LA CITTÀ CHE CAMBIA
Ex Aermacchi, manca l’ok di Arpa. Orrigoni: «Siamo praticamente fermi»
Oltre sei anni dall’inizio dei lavori. Secondo il patron di Tigros non è escluso che il cantiere venga fermato definitivamente
«I lavori vanno avanti alacremente? Ma se siamo praticamente fermi. Aspettiamo l’ok dell’Arpa da 5 mesi e ancora due permessi di costruire devono essere rilasciati. Facciamo ancora in tempo a cambiare il progetto. Questo è il sesto anno - e ripeto anno, non mese - che stiamo lavorando su questo cantiere. E intanto la (piscina) comunale è stata chiusa. Non basta avere pazienza. Qui ci vuole fede». Arriva come una doccia fredda il commento di Paolo Orrigoni, imprenditore di Tigros e proprietario del sito, al post “Ex Aermacchi” pubblicato ieri, sabato 31 gennaio, da Mauro Gregori sulla sua pagina Facebook “Varese la vedo così”, in cui l’ex politico blogger manifestava entusiasmo per il buon andamento dei lavori.
LA VISTA SUI LAVORI
I lavori nel cantiere, infatti, passando in via Sanvito, sembrano andare avanti. Ma mancherebbe l’autorizzazione dell’Arpa sull’operazione di bonifica funzionale all’abbattimento del capannone che si trova all’angolo di via Castoldi. E manca l’ok, sempre da parte di Arpa, sull’esito delle bonifiche effettuate nei terreni che si trovano davanti all’hangar più grande.

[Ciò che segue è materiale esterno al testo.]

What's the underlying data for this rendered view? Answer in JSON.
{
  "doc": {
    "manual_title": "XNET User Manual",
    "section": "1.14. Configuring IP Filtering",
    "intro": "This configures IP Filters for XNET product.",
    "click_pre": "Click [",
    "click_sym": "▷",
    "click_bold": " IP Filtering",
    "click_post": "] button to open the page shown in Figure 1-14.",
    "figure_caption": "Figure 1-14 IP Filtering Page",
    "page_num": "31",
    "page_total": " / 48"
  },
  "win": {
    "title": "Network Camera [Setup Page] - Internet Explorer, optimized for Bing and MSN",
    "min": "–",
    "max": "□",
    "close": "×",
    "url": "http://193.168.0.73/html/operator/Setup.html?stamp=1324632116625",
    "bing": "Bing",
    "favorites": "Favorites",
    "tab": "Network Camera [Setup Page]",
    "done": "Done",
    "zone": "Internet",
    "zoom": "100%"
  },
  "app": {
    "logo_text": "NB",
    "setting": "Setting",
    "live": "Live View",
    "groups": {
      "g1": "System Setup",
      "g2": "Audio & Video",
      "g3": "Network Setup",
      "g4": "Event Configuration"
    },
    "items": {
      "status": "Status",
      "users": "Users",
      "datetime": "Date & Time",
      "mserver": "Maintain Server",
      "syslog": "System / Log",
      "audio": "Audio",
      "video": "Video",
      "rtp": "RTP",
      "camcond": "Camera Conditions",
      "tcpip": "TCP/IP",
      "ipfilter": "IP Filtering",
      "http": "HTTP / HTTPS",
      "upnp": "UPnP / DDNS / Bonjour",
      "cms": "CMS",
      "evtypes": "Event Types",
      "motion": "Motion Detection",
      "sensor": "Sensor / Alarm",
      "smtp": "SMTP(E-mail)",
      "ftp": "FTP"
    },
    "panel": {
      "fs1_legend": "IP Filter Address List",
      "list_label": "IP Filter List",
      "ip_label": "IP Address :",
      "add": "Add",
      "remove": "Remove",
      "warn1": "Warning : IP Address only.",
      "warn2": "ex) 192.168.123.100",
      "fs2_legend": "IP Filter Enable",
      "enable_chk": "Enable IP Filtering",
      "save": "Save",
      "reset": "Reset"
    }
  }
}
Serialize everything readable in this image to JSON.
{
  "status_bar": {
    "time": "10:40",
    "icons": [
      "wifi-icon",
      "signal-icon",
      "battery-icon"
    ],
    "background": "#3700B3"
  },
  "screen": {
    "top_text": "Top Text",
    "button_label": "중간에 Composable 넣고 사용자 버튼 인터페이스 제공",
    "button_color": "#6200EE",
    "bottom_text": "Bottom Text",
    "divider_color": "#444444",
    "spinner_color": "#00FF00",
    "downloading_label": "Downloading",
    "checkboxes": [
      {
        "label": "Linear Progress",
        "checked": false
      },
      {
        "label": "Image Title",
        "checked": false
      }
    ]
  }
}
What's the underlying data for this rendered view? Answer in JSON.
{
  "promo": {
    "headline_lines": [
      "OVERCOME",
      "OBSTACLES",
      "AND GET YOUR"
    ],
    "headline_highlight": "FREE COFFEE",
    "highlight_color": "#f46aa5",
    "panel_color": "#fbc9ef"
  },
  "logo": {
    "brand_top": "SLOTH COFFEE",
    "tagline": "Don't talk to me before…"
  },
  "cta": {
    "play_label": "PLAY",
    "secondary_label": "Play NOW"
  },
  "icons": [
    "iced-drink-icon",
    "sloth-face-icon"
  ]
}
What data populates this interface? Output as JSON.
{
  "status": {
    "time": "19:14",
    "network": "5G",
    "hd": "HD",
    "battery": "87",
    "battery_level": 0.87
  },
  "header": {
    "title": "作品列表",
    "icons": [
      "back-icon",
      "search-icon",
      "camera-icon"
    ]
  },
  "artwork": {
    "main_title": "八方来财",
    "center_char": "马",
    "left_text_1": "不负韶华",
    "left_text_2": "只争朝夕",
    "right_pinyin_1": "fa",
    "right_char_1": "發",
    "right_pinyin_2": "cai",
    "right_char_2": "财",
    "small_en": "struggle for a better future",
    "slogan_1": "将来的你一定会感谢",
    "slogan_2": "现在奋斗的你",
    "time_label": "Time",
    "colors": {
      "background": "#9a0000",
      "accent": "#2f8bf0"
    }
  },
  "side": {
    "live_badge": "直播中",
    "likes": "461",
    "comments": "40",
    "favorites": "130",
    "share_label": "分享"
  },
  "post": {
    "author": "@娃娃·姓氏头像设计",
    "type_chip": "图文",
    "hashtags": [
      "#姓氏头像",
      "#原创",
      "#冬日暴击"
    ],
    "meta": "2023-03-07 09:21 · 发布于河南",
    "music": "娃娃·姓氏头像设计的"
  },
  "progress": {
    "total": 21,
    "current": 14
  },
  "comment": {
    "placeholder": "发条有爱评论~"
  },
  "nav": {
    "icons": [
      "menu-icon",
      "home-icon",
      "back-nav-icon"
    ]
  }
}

Mancando questi documenti di Arpa, il Comune di conseguenza non può rilasciare i permessi – già definiti nei contenuti – per la realizzazione delle opere. Raggiunto al telefono, Orrigoni ha spiegato che i lavori vengono effettuati solo dove possibile e che, visti i tempi di attesa, non è escluso che il cantiere venga fermato definitivamente. Verrebbe chiuso il buco già realizzato e basta. Capitolo chiuso. Gregori, che era in Commissione urbanistica nel precedente mandato della giunta Galimberti, commenta così l’accaduto: «Sono immensamente dispiaciuto, da come si muoveva il cantiere pensavo che le cose andassero avanti bene. Ho visto la gru, i lavori sull’hangar, pensavo che non mancassero ancora permessi». Gregori ha successivamente scritto un post pubblico, in risposta a quello di Orrigoni, in cui ha sottolineato come «sei anni di lavoro e mesi di attesa per pareri e permessi non sono un dettaglio tecnico, ma il segno di una macchina amministrativa che non funziona». E ancora: «È chiaro che esiste un interesse imprenditoriale, e nessuno lo mette in discussione. Ma accanto a questo c’è un interesse collettivo fondamentale: una piscina olimpica di cui la città ha bisogno, una ciclabile, la riqualificazione dell’area, nuove aree verdi».
LA SPERANZA NEL FUTURO
Gregori ha poi aggiunto un appello a «sbloccare la burocrazia». Appello che più che al Comune andrebbe rivolto alla Regione. Arpa è infatti l’Agenzia regionale per la protezione dell’ambiente della Lombardia. E più in generale forse a tutti gli appesantimenti burocratici che caratterizzano le nostre amministrazioni e che spesso purtroppo risultano essere incompatibili con le tempistiche di un imprenditore. Intanto, come si apprende dal sito relativo al progetto di riqualificazione urbana Rigenerazioneexaermacchi.it, oggi sono passati oltre 2.301 giorni dall’inizio dei lavori. E si continua a sperare, sempre che – come ammonisce Orrigoni – la pazienza non finisca del tutto.